Top 5 Tribunal tips for landlords

Thursday 27 December 2018

Love it or loathe it, many landlords find they need the Tenancy Tribunal so it pays to know how it works.

By The Landlord

At the recent NZ Property Investors Federation conference, Tenancy Tribunal chief adjudicator Melissa Poole shared some insider information.

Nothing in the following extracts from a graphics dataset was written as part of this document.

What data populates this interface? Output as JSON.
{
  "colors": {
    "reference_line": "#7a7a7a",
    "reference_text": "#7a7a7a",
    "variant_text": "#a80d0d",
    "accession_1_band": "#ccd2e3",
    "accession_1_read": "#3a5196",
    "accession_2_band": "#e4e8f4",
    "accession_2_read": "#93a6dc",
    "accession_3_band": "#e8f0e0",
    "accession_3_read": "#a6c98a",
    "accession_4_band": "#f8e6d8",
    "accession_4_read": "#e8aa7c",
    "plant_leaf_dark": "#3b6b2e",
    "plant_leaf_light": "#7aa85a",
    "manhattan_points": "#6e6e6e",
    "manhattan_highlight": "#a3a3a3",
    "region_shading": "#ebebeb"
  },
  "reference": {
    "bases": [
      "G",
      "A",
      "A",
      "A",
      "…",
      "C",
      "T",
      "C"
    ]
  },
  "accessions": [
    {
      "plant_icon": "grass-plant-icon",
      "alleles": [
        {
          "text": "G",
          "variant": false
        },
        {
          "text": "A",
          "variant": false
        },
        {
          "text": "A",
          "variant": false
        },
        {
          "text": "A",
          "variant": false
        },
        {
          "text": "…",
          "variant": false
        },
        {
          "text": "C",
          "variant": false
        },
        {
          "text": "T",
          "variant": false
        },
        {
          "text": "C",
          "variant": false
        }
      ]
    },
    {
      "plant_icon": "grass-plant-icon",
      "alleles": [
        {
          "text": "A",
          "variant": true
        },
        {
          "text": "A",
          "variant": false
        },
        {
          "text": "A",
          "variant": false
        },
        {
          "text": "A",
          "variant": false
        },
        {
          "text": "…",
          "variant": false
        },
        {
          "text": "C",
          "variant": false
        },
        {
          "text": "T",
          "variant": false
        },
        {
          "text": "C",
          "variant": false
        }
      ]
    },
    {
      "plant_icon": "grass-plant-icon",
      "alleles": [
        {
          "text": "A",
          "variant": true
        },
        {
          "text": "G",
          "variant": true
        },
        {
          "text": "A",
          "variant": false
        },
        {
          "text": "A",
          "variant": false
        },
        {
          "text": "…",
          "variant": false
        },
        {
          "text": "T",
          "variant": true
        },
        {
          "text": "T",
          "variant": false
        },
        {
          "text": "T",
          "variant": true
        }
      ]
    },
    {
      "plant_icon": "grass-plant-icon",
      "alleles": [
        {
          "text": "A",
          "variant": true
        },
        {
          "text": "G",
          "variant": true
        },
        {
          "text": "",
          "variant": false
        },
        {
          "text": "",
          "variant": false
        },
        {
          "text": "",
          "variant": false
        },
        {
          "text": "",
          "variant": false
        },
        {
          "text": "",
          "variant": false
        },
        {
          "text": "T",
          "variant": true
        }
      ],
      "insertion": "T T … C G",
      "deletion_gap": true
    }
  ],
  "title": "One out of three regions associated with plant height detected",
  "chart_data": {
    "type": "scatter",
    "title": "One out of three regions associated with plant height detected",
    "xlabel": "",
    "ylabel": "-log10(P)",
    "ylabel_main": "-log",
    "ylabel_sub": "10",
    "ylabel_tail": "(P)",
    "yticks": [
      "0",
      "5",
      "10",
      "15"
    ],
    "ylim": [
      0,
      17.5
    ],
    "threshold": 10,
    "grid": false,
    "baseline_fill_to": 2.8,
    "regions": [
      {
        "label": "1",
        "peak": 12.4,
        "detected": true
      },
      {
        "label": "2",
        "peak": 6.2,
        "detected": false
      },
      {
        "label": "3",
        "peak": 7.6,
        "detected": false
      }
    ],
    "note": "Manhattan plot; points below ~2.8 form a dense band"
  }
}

It may be responsible for some controversial decisions hated by landlords – such as the infamous Foxton dog urine damage ruling – but landlords need the Tenancy Tribunal.

The bulk of the cases heard by the Tribunal are taken by landlords, with around 70% of them involving rent arrears issues.

Despite this, a lot of confusion and uncertainty surrounds the Tribunal and its workings.

A basic explanation is that the Tribunal holds hearings to settle disputes between tenants and landlords.

It can formalise what has been agreed on in mediation, make a ruling on an issue that can’t be resolved and issue legally binding orders on the parties involved in the dispute.

The Tribunal is a civil jurisdiction and operates under the auspices of the Residential Tenancies Act (RTA), which sets out its functions, powers and the extent of its authority.

Going by volume, it is New Zealand’s biggest and busiest Tribunal with over 20,000 hearings a year.

But that summary does little to explain how the Tribunal works. To get clarification for landlords we looked to Tenancy Tribunal chief adjudicator Melissa Poole.

At the recent NZ Property Investors’ Federation conference, Poole gave a comprehensive presentation on the Tribunal and what landlords need to know.

In the December issue of NZ Property Investor magazine, we feature the edited highlights of her presentation.

But Poole’s first point is that it is important to remember that the Tribunal is bound by the decisions of higher courts.

The Tribunal sits at the bottom of the judicial heap. Sitting at the top is the Supreme Court, followed in descending order by the Court of Appeal, the High Court, and the District Court.

Poole says that means landlords need to understand that some of the decisions Tribunal adjudicators make are influenced by decisions from the higher courts.

“We have no power over them and we are bound by their decisions.”